Я помедлила, а потом призналась, что хочу написать распятого Христа.
Габриэль рывком сел в кровати и сдавленно засмеялся.
– Алисия, ты серьезно?
– Вполне.
– Я не уверен, что подхожу на эту роль, любовь моя. – Габриэль покачал головой.
– Почему нет?
– А ты как думаешь? Нарисовать меня распятым на кресте? Что скажут люди?
– С каких пор тебя стало заботить мнение окружающих?
– Мне плевать на него по многим пунктам, но ты хоть понимаешь, что могут подумать? Они вообразят, будто так видишь меня ты!
– Я не считаю тебя сыном Бога! – Я расхохоталась. – Это лишь образ. Получилось само собой, когда я писала картину. Я даже не задумывалась об этом.
– А стоило бы задуматься.
– Почему? Это не аллегория на тебя или наш брак!
– Тогда что же это?
– Откуда я знаю?!
– Ладно, черт с ним. Уговорила! – со смехом объявил Габриэль. – Если ты этого хочешь, давай попробуем. Надеюсь, ты знаешь, что делаешь.
В его словах не прозвучало особой поддержки, но я знаю, что Габриэль верит в меня и мой талант. Если б не муж, я так и не начала бы писать картины. Только благодаря его подталкиваниям, колким шуточкам и словам одобрения я сумела преодолеть несколько бесплодных лет после художественного училища. В то время я пробавлялась лишь тем, что расписывала стены с Жан-Феликсом.

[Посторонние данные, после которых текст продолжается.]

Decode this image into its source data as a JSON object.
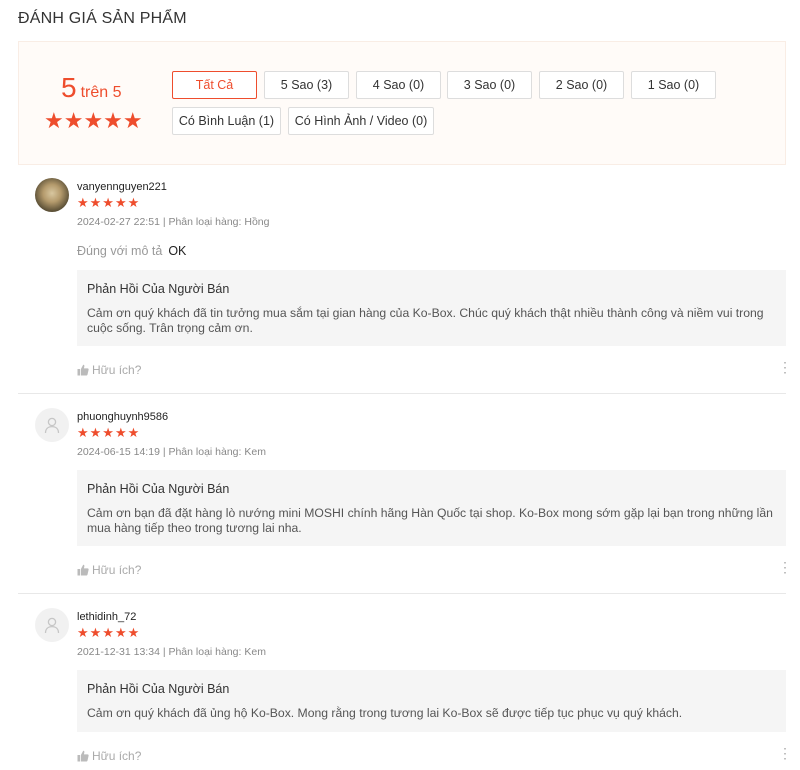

К моменту встречи с Габриэлем я потеряла себя. Я не знала, куда двигаться. Я совершенно не скучаю по вечно пребывающим под кайфом «приятелям», с которыми проводила бесконечные вечера. Я разменяла третий десяток. Так называемые «друзья» исчезали с рассветом, словно вампиры, боящиеся солнечного света. Когда я встретила Габриэля, вся эта шушера, которая крутилась вокруг меня, растворилась в мгновение ока. Я даже не заметила как. Я в их компании больше не нуждалась. Отныне мне не был нужен никто, кроме Габриэля. Он спас меня – совсем как Иисус. Наверное, именно поэтому я подсознательно нарисовала Габриэля в роли Спасителя.

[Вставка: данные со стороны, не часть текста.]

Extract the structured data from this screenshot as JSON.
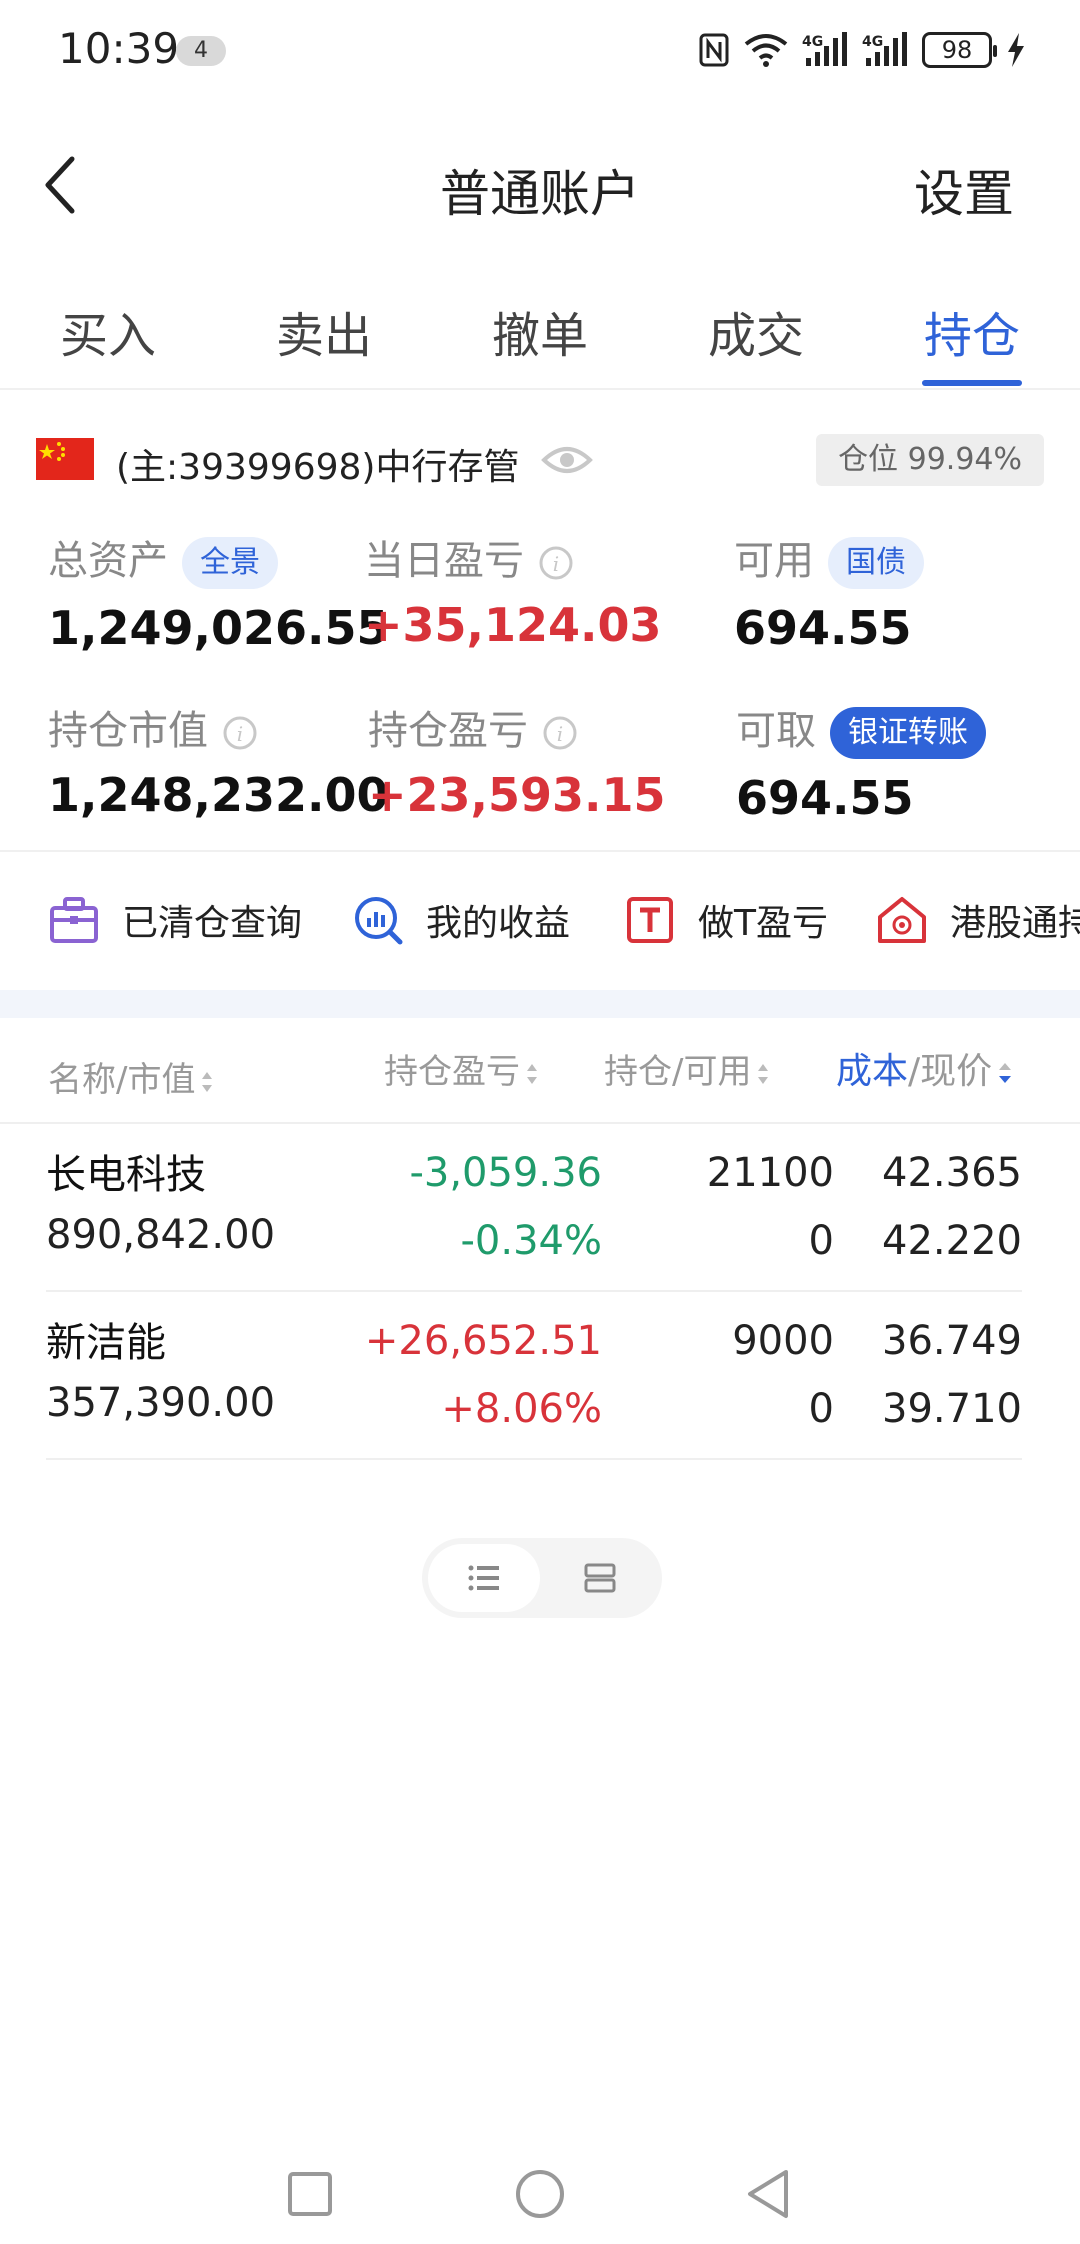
{
  "status": {
    "time": "10:39",
    "notif_count": "4",
    "battery": "98"
  },
  "header": {
    "title": "普通账户",
    "settings": "设置"
  },
  "tabs": [
    {
      "label": "买入"
    },
    {
      "label": "卖出"
    },
    {
      "label": "撤单"
    },
    {
      "label": "成交"
    },
    {
      "label": "持仓",
      "active": true
    }
  ],
  "account": {
    "name": "(主:39399698)中行存管",
    "position_label": "仓位",
    "position_value": "99.94%"
  },
  "metrics": {
    "total_assets": {
      "label": "总资产",
      "pill": "全景",
      "value": "1,249,026.55"
    },
    "daily_pnl": {
      "label": "当日盈亏",
      "value": "+35,124.03"
    },
    "available": {
      "label": "可用",
      "pill": "国债",
      "value": "694.55"
    },
    "market_value": {
      "label": "持仓市值",
      "value": "1,248,232.00"
    },
    "position_pnl": {
      "label": "持仓盈亏",
      "value": "+23,593.15"
    },
    "withdrawable": {
      "label": "可取",
      "pill": "银证转账",
      "value": "694.55"
    }
  },
  "quick_links": [
    {
      "label": "已清仓查询",
      "icon": "briefcase-icon"
    },
    {
      "label": "我的收益",
      "icon": "chart-search-icon"
    },
    {
      "label": "做T盈亏",
      "icon": "t-box-icon"
    },
    {
      "label": "港股通持",
      "icon": "hk-home-icon"
    }
  ],
  "table": {
    "headers": {
      "name": "名称/市值",
      "pnl": "持仓盈亏",
      "holding": "持仓/可用",
      "cost_a": "成本",
      "cost_b": "/现价"
    },
    "rows": [
      {
        "name": "长电科技",
        "market_value": "890,842.00",
        "pnl": "-3,059.36",
        "pnl_pct": "-0.34%",
        "holding": "21100",
        "available": "0",
        "cost": "42.365",
        "price": "42.220",
        "trend": "down"
      },
      {
        "name": "新洁能",
        "market_value": "357,390.00",
        "pnl": "+26,652.51",
        "pnl_pct": "+8.06%",
        "holding": "9000",
        "available": "0",
        "cost": "36.749",
        "price": "39.710",
        "trend": "up"
      }
    ]
  },
  "colors": {
    "accent": "#2f63d8",
    "gain": "#d8333a",
    "loss": "#1f9b6b"
  }
}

Габриэль для меня – всё. С первого дня нашей встречи и до сих пор. Что бы он ни сделал, что бы ни произошло, я буду его любить. Как бы он меня ни расстроил, в каком бы грязном или неопрятном виде ни предстал передо мной, как бы эгоистично или бездумно ни поступил, я буду его любить. Я принимаю Габриэля таким, какой он есть. До тех пор пока смерть не разлучит нас.
21 июля
Сегодня Габриэль пришел ко мне в мастерскую и позировал для картины.
– Только давай сразу договоримся: целыми днями я сидеть у тебя не смогу, – предупредил он. – Сколько сеансов понадобится?

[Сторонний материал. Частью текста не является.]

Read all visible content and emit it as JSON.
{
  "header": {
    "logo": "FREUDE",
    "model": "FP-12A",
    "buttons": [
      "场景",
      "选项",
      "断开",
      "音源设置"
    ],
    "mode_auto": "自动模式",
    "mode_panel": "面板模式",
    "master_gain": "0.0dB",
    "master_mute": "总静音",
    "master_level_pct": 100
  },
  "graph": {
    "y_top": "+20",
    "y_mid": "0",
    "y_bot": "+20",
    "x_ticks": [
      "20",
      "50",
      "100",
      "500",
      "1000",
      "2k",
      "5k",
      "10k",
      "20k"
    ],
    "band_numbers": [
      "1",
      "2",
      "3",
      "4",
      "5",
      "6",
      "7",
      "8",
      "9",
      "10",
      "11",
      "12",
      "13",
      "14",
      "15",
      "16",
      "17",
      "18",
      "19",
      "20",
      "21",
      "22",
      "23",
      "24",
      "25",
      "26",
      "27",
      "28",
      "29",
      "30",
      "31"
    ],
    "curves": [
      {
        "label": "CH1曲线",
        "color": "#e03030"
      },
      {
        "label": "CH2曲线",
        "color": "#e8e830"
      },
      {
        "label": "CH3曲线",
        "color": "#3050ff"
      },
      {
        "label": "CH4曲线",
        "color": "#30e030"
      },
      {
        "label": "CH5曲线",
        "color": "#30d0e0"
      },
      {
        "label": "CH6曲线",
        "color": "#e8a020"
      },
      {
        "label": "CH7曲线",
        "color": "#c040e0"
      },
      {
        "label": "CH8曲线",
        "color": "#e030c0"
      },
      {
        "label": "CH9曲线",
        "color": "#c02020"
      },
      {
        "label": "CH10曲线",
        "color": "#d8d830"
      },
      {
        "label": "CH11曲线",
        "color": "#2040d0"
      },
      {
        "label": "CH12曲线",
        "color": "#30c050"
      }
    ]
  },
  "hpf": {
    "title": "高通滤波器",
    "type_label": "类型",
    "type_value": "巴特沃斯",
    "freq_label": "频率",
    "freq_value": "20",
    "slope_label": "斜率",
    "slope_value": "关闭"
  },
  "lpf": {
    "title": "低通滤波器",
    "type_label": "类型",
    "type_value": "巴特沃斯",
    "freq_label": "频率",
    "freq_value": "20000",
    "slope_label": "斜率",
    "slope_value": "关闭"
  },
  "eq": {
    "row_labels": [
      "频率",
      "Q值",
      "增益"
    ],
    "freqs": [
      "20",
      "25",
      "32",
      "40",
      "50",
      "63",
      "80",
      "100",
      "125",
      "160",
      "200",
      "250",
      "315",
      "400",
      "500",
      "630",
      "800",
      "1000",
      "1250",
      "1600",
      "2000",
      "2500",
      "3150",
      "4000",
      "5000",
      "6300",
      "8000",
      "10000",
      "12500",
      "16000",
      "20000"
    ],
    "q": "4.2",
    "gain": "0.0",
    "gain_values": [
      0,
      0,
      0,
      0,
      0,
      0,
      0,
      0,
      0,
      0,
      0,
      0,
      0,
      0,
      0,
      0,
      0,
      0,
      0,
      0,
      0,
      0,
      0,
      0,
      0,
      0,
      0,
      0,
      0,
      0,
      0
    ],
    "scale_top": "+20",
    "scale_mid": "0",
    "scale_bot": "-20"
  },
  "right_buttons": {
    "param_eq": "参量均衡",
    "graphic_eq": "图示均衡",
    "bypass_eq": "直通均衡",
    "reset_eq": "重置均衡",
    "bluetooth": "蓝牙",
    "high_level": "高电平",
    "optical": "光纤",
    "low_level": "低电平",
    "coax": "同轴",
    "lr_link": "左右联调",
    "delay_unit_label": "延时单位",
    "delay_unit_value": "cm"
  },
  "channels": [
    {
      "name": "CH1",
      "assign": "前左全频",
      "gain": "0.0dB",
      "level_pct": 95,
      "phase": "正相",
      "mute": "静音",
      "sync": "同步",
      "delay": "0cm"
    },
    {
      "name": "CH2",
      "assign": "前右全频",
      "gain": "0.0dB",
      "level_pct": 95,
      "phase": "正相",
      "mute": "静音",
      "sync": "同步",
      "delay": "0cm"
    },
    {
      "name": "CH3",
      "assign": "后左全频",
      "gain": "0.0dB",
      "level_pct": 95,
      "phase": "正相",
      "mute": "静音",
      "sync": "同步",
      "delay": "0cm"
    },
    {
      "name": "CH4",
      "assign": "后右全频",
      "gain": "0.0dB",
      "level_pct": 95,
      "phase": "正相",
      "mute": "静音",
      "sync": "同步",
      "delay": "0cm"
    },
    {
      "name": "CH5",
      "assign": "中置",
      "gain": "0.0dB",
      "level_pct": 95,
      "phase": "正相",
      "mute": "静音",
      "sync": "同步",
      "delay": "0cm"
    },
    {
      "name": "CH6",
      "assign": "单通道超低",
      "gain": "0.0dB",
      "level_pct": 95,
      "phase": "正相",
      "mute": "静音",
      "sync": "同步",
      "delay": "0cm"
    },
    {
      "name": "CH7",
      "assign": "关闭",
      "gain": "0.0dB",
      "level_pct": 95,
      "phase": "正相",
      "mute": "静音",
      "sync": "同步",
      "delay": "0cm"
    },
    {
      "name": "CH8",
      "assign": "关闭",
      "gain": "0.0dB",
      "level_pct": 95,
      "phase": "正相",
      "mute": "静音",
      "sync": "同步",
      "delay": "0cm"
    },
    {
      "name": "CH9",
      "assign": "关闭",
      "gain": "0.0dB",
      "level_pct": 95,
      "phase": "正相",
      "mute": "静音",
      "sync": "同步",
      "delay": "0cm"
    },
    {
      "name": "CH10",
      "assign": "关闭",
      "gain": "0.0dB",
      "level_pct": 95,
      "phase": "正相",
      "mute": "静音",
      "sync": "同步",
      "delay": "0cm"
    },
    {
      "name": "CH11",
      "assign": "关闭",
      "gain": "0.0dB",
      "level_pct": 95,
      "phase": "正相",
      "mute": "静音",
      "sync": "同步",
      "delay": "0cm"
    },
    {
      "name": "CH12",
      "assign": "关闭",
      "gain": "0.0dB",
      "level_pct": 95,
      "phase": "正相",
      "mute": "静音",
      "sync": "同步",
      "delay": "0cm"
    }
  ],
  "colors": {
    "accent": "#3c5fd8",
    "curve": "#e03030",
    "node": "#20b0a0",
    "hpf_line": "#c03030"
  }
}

– Уж точно не один. Надо сделать все как следует.
– Ищешь предлог проводить больше времени вдвоем? Тогда предлагаю перейти сразу к делу, то есть в спальню, – подшучивал Габриэль.
– Может быть, позже. – Я хихикнула. – Только если ты будешь вести себя хорошо и перестанешь вертеться.
Я расположила мужа напротив вентилятора. Пряди волос надо лбом Габриэля слегка развевались.
– Как мне лучше встать? – спросил он, принимая утрированно героическую позу.
– Просто стой, как тебе удобно. Не нужно никого изображать.
– Вероятно, мне следует изобразить на лице мучения?
– Не думаю, что на лике Христа отражались мучения. Я вижу его другим. Не надо никаких гримас. Просто стой там и не шевелись.
– Как скажешь, начальник.
Габриэль вытерпел минут двадцать. А затем пожаловался, что устал.
– Тогда садись, – предложила я. – Но не разговаривай. Я сейчас прорабатываю лицо.
Он послушно сел на стул и не раскрывал рта, пока я делала эскиз. С каким удовольствием я рисовала лицо Габриэля! У него очень красивые черты: сильная челюсть, высокие скулы, аристократический нос. Сидя на стуле в мастерской с выставленным освещением, он напоминал греческую статую. Изваяние одного из легендарных героев.
И все же работа не ладилась. Я не могла понять, в чем дело, – возможно, не стоило так усердствовать. Никак не получалось верно передать ни разрез глаз, ни их оттенок. Первое, что я заметила, глядя Габриэлю в глаза, – это их блеск; словно в радужке прятался крохотный бриллиантик. Но почему-то я никак не могла поймать этот блеск сейчас. Наверное, у меня не хватает мастерства, а может, во взгляде Габриэля есть нечто особенное, что невозможно «запечатать» в картину. Как я ни билась, глаза Габриэля по-прежнему оставались пустыми, безжизненными. Я начинала злиться.